Are you using the pretrained networks we provide?

flybiubiu commented 3 years ago

Are you using the pretrained networks we provide?

Screen Shot 2021-01-27 at 2 23 32 AM Screen Shot 2021-01-27 at 2 24 00 AM

Yes! All is origin code.

martin-danelljan commented 3 years ago

What pytorch version do you have+

flybiubiu commented 3 years ago

What pytorch version do you have+

Thx! Python 3.8.5 (default, Sep 4 2020, 07:30:14) [GCC 7.3.0] :: Anaconda, Inc. on linux Type "help", "copyright", "credits" or "license" for more information.

import torch print(torch.version) 1.7.1+cu110 print(torch.version.cuda) 11.0

print(torch.backends.cudnn.version()) 8005

············································································································ My GPU is 3090.I run setup code and find the cuda version is not compare.After that I reinstall with (pip install torch==1.7.1+cu110 torchvision==0.8.2+cu110 torchaudio===0.7.2 -f https://download.pytorch.org/whl/torch_stable.html)

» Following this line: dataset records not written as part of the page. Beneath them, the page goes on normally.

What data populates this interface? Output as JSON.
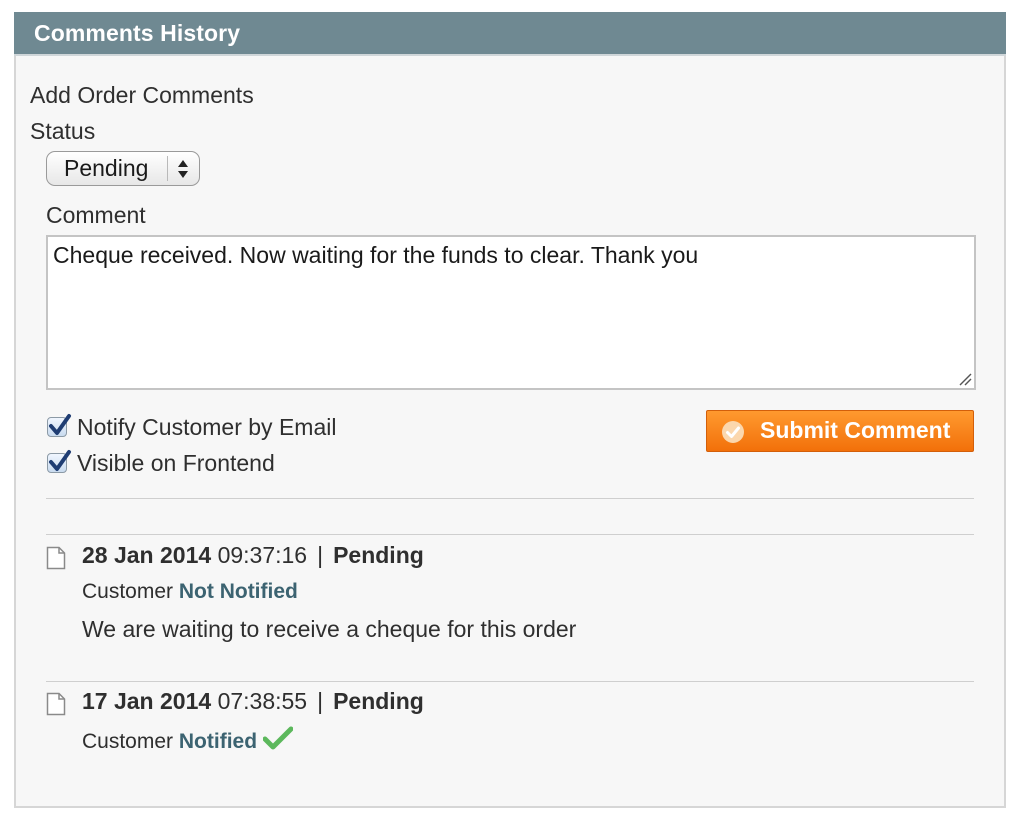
{
  "panel": {
    "title": "Comments History"
  },
  "form": {
    "heading": "Add Order Comments",
    "status_label": "Status",
    "status_value": "Pending",
    "comment_label": "Comment",
    "comment_value": "Cheque received. Now waiting for the funds to clear. Thank you",
    "notify_label": "Notify Customer by Email",
    "notify_checked": true,
    "visible_label": "Visible on Frontend",
    "visible_checked": true,
    "submit_label": "Submit Comment"
  },
  "history": [
    {
      "date": "28 Jan 2014",
      "time": "09:37:16",
      "separator": "|",
      "status": "Pending",
      "customer_label": "Customer",
      "notify_state": "Not Notified",
      "comment": "We are waiting to receive a cheque for this order"
    },
    {
      "date": "17 Jan 2014",
      "time": "07:38:55",
      "separator": "|",
      "status": "Pending",
      "customer_label": "Customer",
      "notify_state": "Notified",
      "comment": ""
    }
  ],
  "icons": {
    "select_arrows": "updown-arrows-icon",
    "checkbox": "checkmark-icon",
    "submit": "check-circle-icon",
    "entry": "document-icon",
    "notified": "green-check-icon"
  },
  "colors": {
    "header_bg": "#6f8992",
    "submit_bg": "#f58220",
    "link_teal": "#3c6371",
    "check_green": "#5cb85c"
  }
}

·············································································································

I stricted with The following commands train the Super-Resolution network using Normalizing Flow in PyTorch:

source myenv/bin/activate # Use the env you created using setup.sh cd code python train.py -opt ./confs/SRFlow_DF2K_4X.yml # Diverse Images 4X (Dataset Included) python train.py -opt ./confs/SRFlow_DF2K_8X.yml # Diverse Images 8X (Dataset Included) python train.py -opt ./confs/SRFlow_CelebA_8X.yml # Faces 8X. And the code is origin code

flybiubiu commented 3 years ago

Thx author!I run 4x and then 8x,Now its ok! Thx again

KenBCHu commented 2 years ago

@flybiubiu Could you explain how to fix this issue? I met the same issue, thanks a lot.